The Family and Medical Leave Act (“FMLA”) guarantees qualifying employees twelve weeks of unpaid leave each year and encourages employers to adopt policies more generous than the required minimum. An FMLA-related regulation from the U.S. Department of Labor required employers to notify their employees in writing that medical leave taken would count against the twelve weeks guaranteed by the FMLA. Failure to comply automatically provided the employee with FMLA-leave in addition to leave-time already used by the employee. The U.S. Supreme Court recently invalidated the automatic extension of leave provided by that regulation.
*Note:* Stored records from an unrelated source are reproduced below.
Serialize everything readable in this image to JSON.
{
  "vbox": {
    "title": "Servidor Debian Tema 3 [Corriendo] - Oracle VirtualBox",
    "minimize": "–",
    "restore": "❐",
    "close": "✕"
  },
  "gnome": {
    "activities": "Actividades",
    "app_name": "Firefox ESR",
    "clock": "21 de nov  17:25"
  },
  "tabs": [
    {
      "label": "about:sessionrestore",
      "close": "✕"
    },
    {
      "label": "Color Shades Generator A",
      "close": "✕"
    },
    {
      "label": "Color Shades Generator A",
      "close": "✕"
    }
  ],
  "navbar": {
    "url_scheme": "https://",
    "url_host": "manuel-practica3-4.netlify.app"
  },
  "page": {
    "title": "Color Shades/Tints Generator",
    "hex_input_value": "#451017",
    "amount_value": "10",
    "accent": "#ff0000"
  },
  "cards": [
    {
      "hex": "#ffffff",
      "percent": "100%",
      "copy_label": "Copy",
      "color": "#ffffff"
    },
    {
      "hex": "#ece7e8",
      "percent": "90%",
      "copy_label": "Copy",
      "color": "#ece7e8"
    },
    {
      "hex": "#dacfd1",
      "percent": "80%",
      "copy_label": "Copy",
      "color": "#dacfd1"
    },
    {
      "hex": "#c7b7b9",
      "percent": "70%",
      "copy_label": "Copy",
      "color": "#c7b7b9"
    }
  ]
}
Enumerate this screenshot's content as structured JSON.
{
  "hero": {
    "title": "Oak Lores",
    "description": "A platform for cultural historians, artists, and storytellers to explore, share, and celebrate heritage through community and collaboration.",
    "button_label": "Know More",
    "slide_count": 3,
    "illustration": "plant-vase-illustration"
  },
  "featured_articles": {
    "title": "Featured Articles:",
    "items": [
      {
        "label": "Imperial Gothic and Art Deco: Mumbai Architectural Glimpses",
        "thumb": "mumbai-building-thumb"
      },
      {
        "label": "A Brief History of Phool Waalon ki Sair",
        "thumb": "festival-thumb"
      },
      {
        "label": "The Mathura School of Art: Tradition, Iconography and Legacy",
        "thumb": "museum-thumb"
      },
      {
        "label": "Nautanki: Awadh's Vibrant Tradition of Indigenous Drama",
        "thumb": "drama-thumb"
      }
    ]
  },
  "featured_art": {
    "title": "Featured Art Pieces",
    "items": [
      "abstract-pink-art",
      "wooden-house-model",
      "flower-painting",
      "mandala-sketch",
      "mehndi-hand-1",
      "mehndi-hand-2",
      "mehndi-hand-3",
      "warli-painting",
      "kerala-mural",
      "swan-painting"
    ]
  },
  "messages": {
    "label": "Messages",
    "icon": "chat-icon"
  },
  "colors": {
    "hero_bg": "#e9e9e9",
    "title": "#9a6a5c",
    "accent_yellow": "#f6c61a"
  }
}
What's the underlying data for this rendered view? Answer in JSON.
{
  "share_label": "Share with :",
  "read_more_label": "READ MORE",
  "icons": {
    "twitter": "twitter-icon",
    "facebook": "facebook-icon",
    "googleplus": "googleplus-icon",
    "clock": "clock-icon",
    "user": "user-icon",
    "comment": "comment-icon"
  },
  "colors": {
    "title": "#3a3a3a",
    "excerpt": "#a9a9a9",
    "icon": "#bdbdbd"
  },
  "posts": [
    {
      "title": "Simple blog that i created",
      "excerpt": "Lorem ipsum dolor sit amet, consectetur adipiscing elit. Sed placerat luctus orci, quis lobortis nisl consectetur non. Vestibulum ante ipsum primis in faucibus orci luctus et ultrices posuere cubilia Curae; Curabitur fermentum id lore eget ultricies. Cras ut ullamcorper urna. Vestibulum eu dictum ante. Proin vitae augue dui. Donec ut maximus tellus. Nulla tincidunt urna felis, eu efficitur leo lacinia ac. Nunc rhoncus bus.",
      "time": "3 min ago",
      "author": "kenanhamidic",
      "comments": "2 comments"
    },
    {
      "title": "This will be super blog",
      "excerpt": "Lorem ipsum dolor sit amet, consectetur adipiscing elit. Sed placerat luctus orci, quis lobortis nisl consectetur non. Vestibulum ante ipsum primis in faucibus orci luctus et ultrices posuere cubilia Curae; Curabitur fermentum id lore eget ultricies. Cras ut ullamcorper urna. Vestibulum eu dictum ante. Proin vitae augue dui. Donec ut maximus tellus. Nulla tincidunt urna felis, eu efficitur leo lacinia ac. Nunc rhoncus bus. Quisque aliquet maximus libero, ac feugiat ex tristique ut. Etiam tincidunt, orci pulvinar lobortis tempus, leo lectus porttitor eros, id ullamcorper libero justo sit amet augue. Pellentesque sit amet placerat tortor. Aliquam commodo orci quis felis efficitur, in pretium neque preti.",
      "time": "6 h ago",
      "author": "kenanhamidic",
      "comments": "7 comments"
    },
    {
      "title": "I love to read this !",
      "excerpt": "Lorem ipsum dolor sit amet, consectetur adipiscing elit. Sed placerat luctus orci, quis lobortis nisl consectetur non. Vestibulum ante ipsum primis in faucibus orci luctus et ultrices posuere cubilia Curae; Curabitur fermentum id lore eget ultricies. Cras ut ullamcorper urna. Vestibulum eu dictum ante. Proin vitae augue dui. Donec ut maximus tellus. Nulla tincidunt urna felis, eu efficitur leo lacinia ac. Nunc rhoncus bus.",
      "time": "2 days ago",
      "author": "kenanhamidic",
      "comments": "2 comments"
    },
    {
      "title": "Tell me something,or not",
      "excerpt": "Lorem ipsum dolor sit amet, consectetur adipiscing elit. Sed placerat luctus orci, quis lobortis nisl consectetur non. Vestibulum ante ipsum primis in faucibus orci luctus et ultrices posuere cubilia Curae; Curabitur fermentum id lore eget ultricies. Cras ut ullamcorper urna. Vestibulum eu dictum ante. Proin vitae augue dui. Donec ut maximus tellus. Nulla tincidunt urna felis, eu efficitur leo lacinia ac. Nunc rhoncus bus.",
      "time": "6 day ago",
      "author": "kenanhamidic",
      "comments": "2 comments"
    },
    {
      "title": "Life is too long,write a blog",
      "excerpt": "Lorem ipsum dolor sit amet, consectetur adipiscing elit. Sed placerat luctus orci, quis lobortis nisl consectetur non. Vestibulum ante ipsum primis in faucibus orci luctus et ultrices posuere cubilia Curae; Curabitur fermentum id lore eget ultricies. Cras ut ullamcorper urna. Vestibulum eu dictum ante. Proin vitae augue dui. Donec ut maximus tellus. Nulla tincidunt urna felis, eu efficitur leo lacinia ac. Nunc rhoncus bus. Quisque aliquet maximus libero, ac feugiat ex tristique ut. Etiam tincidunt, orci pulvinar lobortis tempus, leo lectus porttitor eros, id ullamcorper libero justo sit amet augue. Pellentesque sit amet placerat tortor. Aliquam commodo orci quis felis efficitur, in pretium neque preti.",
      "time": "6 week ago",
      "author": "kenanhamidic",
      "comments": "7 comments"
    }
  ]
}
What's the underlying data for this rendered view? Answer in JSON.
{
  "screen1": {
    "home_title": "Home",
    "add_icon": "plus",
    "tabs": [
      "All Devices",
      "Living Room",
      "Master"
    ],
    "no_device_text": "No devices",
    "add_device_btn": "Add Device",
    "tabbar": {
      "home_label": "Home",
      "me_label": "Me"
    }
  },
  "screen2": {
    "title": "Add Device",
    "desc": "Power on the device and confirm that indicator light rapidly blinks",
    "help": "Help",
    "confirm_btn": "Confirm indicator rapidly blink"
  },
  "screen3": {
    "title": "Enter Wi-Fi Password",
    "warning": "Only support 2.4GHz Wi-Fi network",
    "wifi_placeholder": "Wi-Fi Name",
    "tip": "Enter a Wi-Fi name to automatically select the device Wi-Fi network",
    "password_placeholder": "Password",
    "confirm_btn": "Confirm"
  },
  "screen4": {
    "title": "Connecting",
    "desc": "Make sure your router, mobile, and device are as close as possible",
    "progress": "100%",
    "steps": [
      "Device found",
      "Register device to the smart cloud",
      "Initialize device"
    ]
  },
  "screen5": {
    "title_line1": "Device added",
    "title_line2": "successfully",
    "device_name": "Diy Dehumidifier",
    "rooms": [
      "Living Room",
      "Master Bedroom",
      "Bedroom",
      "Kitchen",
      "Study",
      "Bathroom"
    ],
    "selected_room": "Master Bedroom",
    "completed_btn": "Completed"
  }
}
In Ragsdale v. Wolverine Worldwide , plaintiff Ragsdale worked in a factory owned by defendant Wolverine Worldwide. Ragsdale was diagnosed with Hodgkin's Disease and was unable to work for an extended time. Wolverine's leave policy allowed for seven months of unpaid sick leave. Ragsdale did not work for seven months. During that time, her position was held open and Wolverine maintained her health benefits and paid her premiums. Wolverine did not notify Ragsdale that the seven months included her twelve weeks of FMLA leave.

At the end of the seven months, Ragsdale was not ready to return to work. She requested more leave time or permission to work part-time. Wolverine denied Ragsdale's requests and terminated her when she did not return. Ragsdale filed a lawsuit claiming she was entitled to an additional twelve weeks of leave because Wolverine had not notified her she was using her FMLA leave during her seven months off.

The FMLA provides relief to employees if their employer interferes with, restrains, or denies their FMLA rights, and the employee has been harmed by the violation. The Supreme Court held the Labor Department regulation that requires employers to notify employees they are using FMLA leave is invalid because it relieves employees of the burden of proving any real violation of their rights and harm resulting from that violation. Here, Ragsdale would not have changed her behavior even if Wolverine had notified her she was using her FMLA leave, so she was not harmed and Wolverine was justified in terminating Ragsdale when she did not return to work after seven months.

This decision does not relieve employers of their duty to notify employees that medical leave taken counts against FMLA leave. It simply ends the automatic grant of extra leave to employees whose employers failed to give them notice. Courts will now examine on a case-by-case basis whether the employer's failure to give notice harmed the employee.